The thing is, in MLP this really small values can be too small... I mean, sufficiently close to zero to be almost "untrainable".

This screenshots illustrate the problem, the first one is training an MLP to learn a sin(x) using numbers that are very close to zero. The third one is using (not the optimal for each distribution) simply Math.random() - 1.

Needless to say even with veeery small initial values it ends up converging to a solution (when there's no noise like in those pictures), of course I understand that this is simply one example, that could be considered a "corner case".

My idea (it's actually something that I'm using right now) is to create another constructor for MLP that accepts a Function, and replace Matrix#fill() with Matrix#apply() in case the function is not null (or create a default Function for that case).

I'm not entirely sure it's the best approach, perhaps using a Random object and an overridden version of Random#nextDouble() is better, or any other alternative.

What do you think?

kronenthaler commented 7 years ago

The reason is not related to MLP in particular, but more to other networks. RFB and Hebb, if i remember correctly, are more sensible to "big" values, and they tend to work better when values are 0 or almost 0. I checked the implementation of the fill method and i'm multiplying the nextDouble value by 0.01, basically to make them smaller. I would experiment first removing the 0.01 constant of the mix, and see if the results improve or not. If there is an improvement, we can introduce the parameter you mentioned in the exceptional cases (Hebb and RBF), maybe doing some testing as you just did. If it's no really necessary, and everything works better with a random initialization, i don't see a need to add extra parameters for the initialization. In theory the NN should be resilient to high values in general, but as you detected, smaller values can cause numerical problems.

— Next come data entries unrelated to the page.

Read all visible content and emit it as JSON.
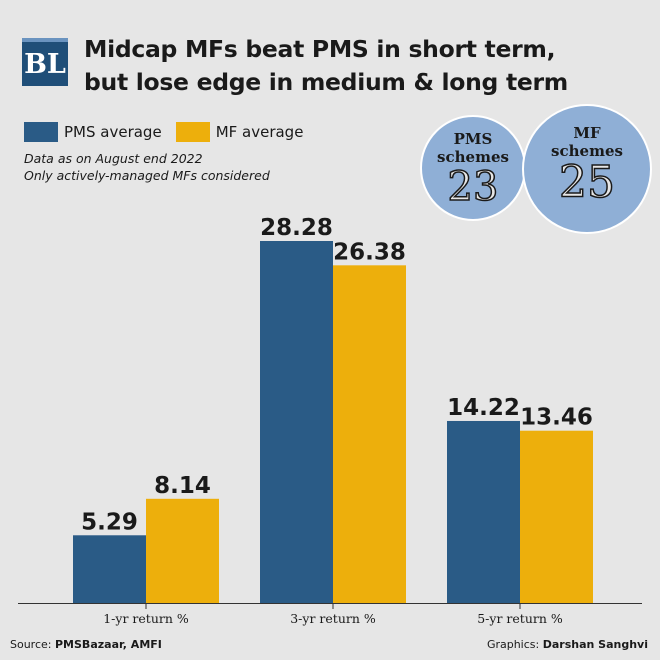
{
  "logo": "BL",
  "title_line1": "Midcap MFs beat PMS in short term,",
  "title_line2": "but lose edge in medium & long term",
  "notes_line1": "Data as on August end 2022",
  "notes_line2": "Only actively-managed MFs considered",
  "bubbles": [
    {
      "line1": "PMS",
      "line2": "schemes",
      "count": "23"
    },
    {
      "line1": "MF",
      "line2": "schemes",
      "count": "25"
    }
  ],
  "footer": {
    "source_prefix": "Source:",
    "source": "PMSBazaar, AMFI",
    "graphics_prefix": "Graphics:",
    "graphics": "Darshan Sanghvi"
  },
  "colors": {
    "pms": "#2a5b86",
    "mf": "#edaf0c",
    "background": "#e6e6e6"
  },
  "chart_data": {
    "type": "bar",
    "categories": [
      "1-yr return %",
      "3-yr return %",
      "5-yr return %"
    ],
    "series": [
      {
        "name": "PMS average",
        "values": [
          5.29,
          28.28,
          14.22
        ],
        "labels": [
          "5.29",
          "28.28",
          "14.22"
        ]
      },
      {
        "name": "MF average",
        "values": [
          8.14,
          26.38,
          13.46
        ],
        "labels": [
          "8.14",
          "26.38",
          "13.46"
        ]
      }
    ],
    "ylim": [
      0,
      30
    ],
    "grid": false,
    "legend_position": "top-left"
  }
}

dktcoding commented 7 years ago

I already tried removing the 0.01 from fill and it converged faster (the last picture), of course I didn't want to change it in case it breaks other things.

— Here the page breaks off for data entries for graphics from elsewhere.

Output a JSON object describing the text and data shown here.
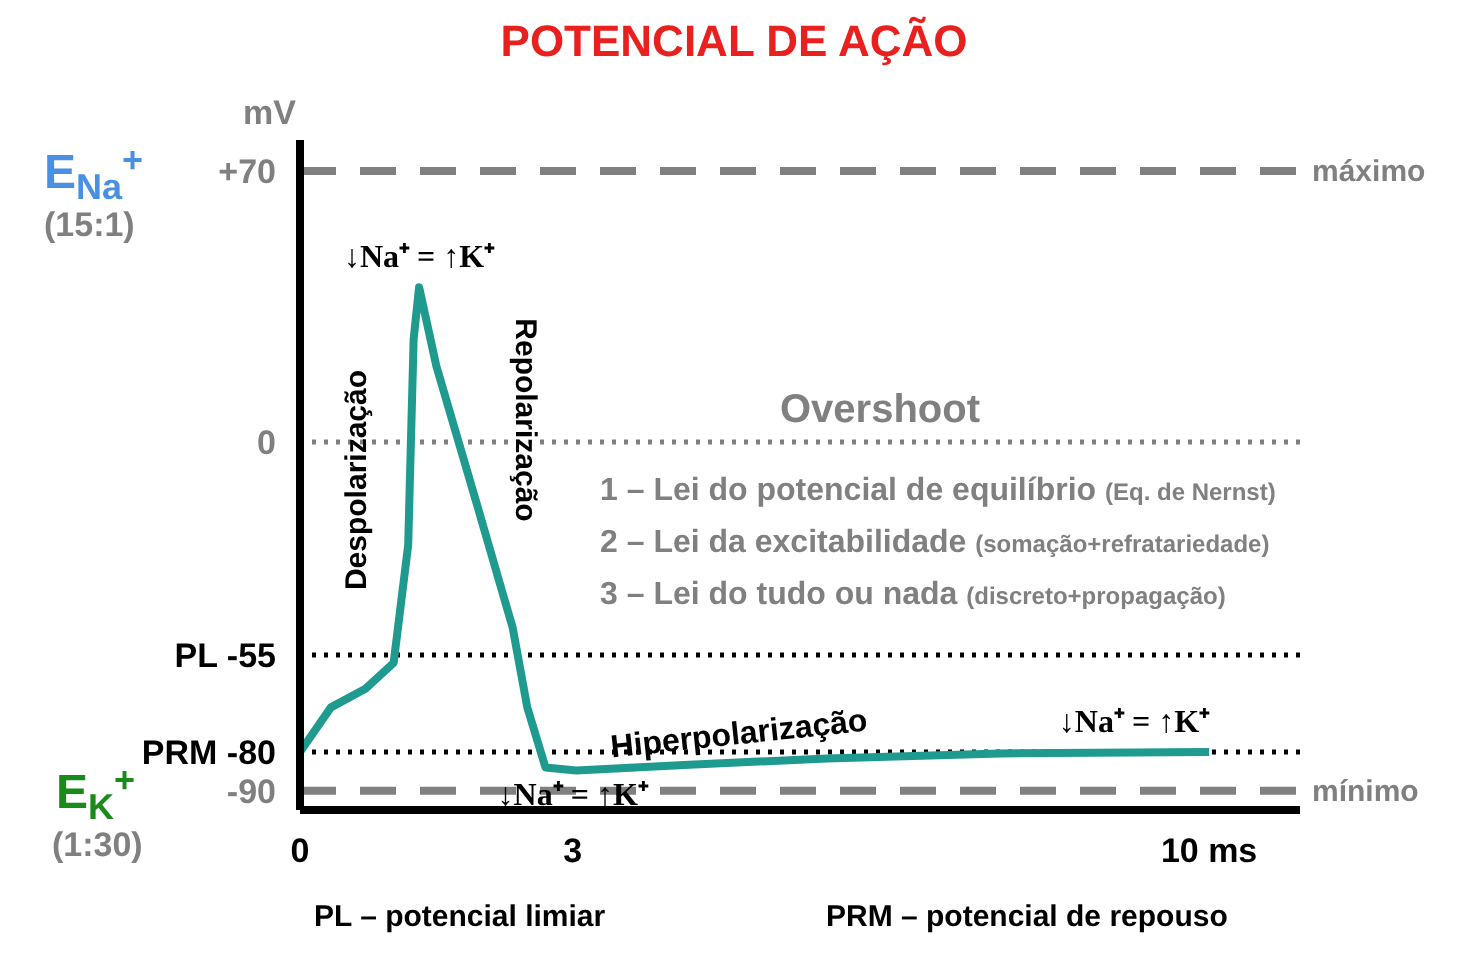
{
  "chart_data": {
    "type": "line",
    "title": "POTENCIAL DE AÇÃO",
    "ylabel": "mV",
    "x": [
      0,
      0.34,
      0.72,
      1.03,
      1.19,
      1.25,
      1.31,
      1.5,
      1.97,
      2.34,
      2.5,
      2.7,
      3.04,
      4.28,
      5.8,
      7.7,
      10
    ],
    "series": [
      {
        "color": "#1f9a8e",
        "values": [
          -80,
          -68.5,
          -63.7,
          -57,
          -26.6,
          26.6,
          40,
          19.6,
          -18,
          -48,
          -68.5,
          -84,
          -84.8,
          -83.3,
          -81.7,
          -80.4,
          -80
        ]
      }
    ],
    "xlim": [
      0,
      11
    ],
    "xticks": [
      0,
      3,
      {
        "value": 10,
        "label": "10 ms"
      }
    ],
    "ylim": [
      -95,
      78
    ],
    "yticks": [
      {
        "value": 70,
        "label": "+70"
      },
      0,
      {
        "value": -55,
        "label": "PL -55"
      },
      {
        "value": -80,
        "label": "PRM -80"
      },
      -90
    ],
    "ref_lines": [
      {
        "axis": "y",
        "value": 70,
        "label": "máximo",
        "color": "#808080",
        "line_style": "dashed"
      },
      {
        "axis": "y",
        "value": 0,
        "label": "Overshoot",
        "color": "#808080",
        "line_style": "dotted"
      },
      {
        "axis": "y",
        "value": -55,
        "color": "#000000",
        "line_style": "dotted"
      },
      {
        "axis": "y",
        "value": -80,
        "color": "#000000",
        "line_style": "dotted"
      },
      {
        "axis": "y",
        "value": -90,
        "label": "mínimo",
        "color": "#808080",
        "line_style": "dashed"
      }
    ],
    "annotations": [
      "E$_{Na}$$^{+}$",
      "(15:1)",
      "E$_{K}$$^{+}$",
      "(1:30)",
      {
        "text": "↓Na⁺ = ↑K⁺",
        "x": 1.31,
        "y": 40
      },
      "Despolarização",
      "Repolarização",
      "1 – Lei do potencial de equilíbrio (Eq. de Nernst)",
      "2 – Lei da excitabilidade (somação+refratariedade)",
      "3 – Lei do tudo ou nada (discreto+propagação)",
      "Hiperpolarização",
      {
        "text": "↓Na⁺ = ↑K⁺",
        "x": 3,
        "y": -85
      },
      {
        "text": "↓Na⁺ = ↑K⁺",
        "x": 10,
        "y": -80
      },
      "PL – potencial limiar",
      "PRM – potencial de repouso"
    ]
  }
}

If I have some time later today I'll implement the change, honestly I much rather do it over the MLPs, particularly to provide the ability to use different random distributions, that being said, we could actually change both.

dktcoding commented 7 years ago

There's the patch for Matrix#fill(), we should check exactly which of the algorithms are the ones that need small random numbers for initialization, so as to fix them.